Basically the photographer felt that the image was paramount, the act of making the image or capturing the moment, the only motivation needed all else was secondary.

Being a camp and a weekend, I was in no mood to try and get him to think any other way.

This particular photographer is prolific, perhaps too prolific. He carries his 35mm film camera everywhere, a good thing I might add, he makes a lot of images, also a good thing. What he doesn't do is take the time to print his images in a way that makes them exceptional. So today I then wondered why not just use a 2 mega-pixel point and press, or a mobile phone? Why lug around a camera tha requires extensive input, pre-exposure and post exposure to make an image? Lo-fi cameras such as my Sony Ericsson Mobile Phone camera and my wife's Minolta 4 mega-pixel camera, now do an adequate job of representing the world placed in front of them, under the right conditions.

This then got me thinking about cameras and our relationship to them. Understanding how these machines work and appreciating their limitations forms a major part of the process of image making. If someone can let go of the technology and understand what a camera is and isn't capable of this act can potentially lead to images that push the boundaries of what a photograph is and what a photograph says.

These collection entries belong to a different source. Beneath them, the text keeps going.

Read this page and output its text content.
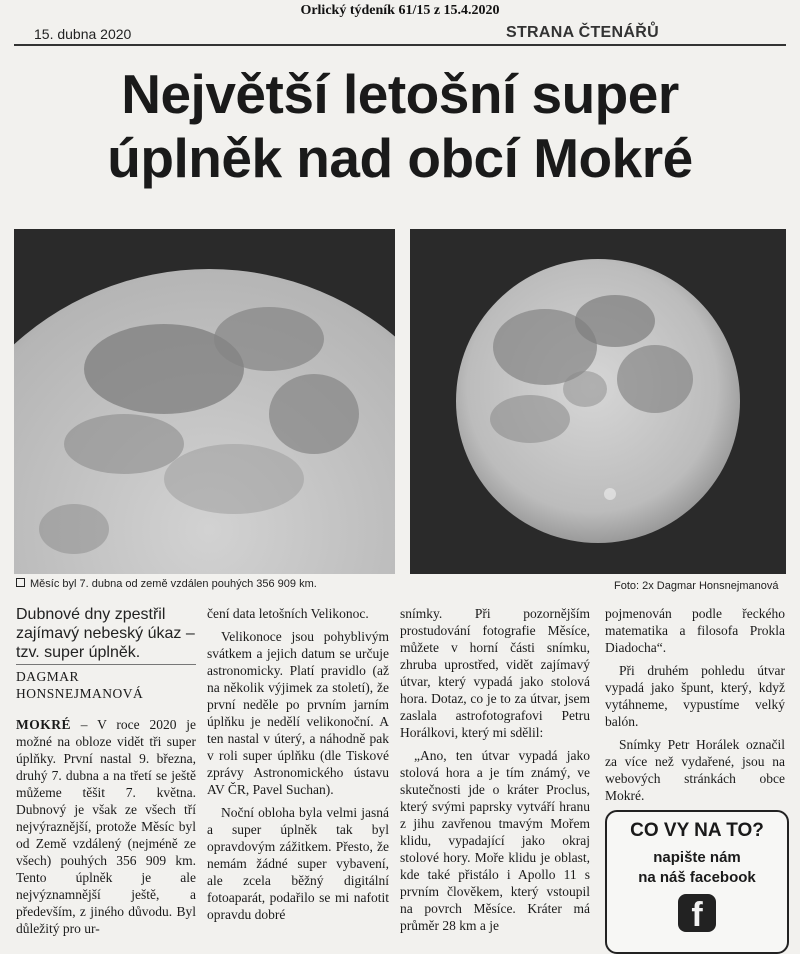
Orlický týdeník 61/15 z 15.4.2020
15. dubna 2020	STRANA ČTENÁŘŮ
Největší letošní super
úplněk nad obcí Mokré
Měsíc byl 7. dubna od země vzdálen pouhých 356 909 km.	Foto: 2x Dagmar Honsnejmanová
Dubnové dny zpestřil zajímavý nebeský úkaz – tzv. super úplněk.
DAGMAR
HONSNEJMANOVÁ

MOKRÉ – V roce 2020 je možné na obloze vidět tři super úplňky. První nastal 9. března, druhý 7. dubna a na třetí se ještě můžeme těšit 7. května. Dubnový je však ze všech tří nejvýraznější, protože Měsíc byl od Země vzdálený (nejméně ze všech) pouhých 356 909 km. Tento úplněk je ale nejvýznamnější ještě, a především, z jiného důvodu. Byl důležitý pro ur-

čení data letošních Velikonoc.

Velikonoce jsou pohyblivým svátkem a jejich datum se určuje astronomicky. Platí pravidlo (až na několik výjimek za století), že první neděle po prvním jarním úplňku je nedělí velikonoční. A ten nastal v úterý, a náhodně pak v roli super úplňku (dle Tiskové zprávy Astronomického ústavu AV ČR, Pavel Suchan).

Noční obloha byla velmi jasná a super úplněk tak byl opravdovým zážitkem. Přesto, že nemám žádné super vybavení, ale zcela běžný digitální fotoaparát, podařilo se mi nafotit opravdu dobré

snímky. Při pozornějším prostudování fotografie Měsíce, můžete v horní části snímku, zhruba uprostřed, vidět zajímavý útvar, který vypadá jako stolová hora. Dotaz, co je to za útvar, jsem zaslala astrofotografovi Petru Horálkovi, který mi sdělil:

„Ano, ten útvar vypadá jako stolová hora a je tím známý, ve skutečnosti jde o kráter Proclus, který svými paprsky vytváří hranu z jihu zavřenou tmavým Mořem klidu, vypadající jako okraj stolové hory. Moře klidu je oblast, kde také přistálo i Apollo 11 s prvním člověkem, který vstoupil na povrch Měsíce. Kráter má průměr 28 km a je

pojmenován podle řeckého matematika a filosofa Prokla Diadocha“.

Při druhém pohledu útvar vypadá jako špunt, který, když vytáhneme, vypustíme velký balón.

Snímky Petr Horálek označil za více než vydařené, jsou na webových stránkách obce Mokré.

CO VY NA TO?
napište nám
na náš facebook
f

After nearly 20 years of image making using a variety of film formats from 126 through to 5 x 4 inches, as well as several pro-sumer digital formats, I've come to appreciate the things I've learnt about light and surfaces and composition. I've come to learn the limitations of film, paper, Charged Coupler Devices, digital files and lenses. I've also come to appreciate the way the camera, hides, lies and distorts. Nothing gives me greater joy than to see a well printed image of something that I think I can recognise, as most definitely a photograph of something, but needs a second look to understand exactly what it is.

Only superb craftsmanship can produce this kind of image, and my understanding of image making is that there is a whole chain of inter-relationships that depend on each other to produce quality images. Once one of these links are broken, the results are cut loose and float uncontrollably.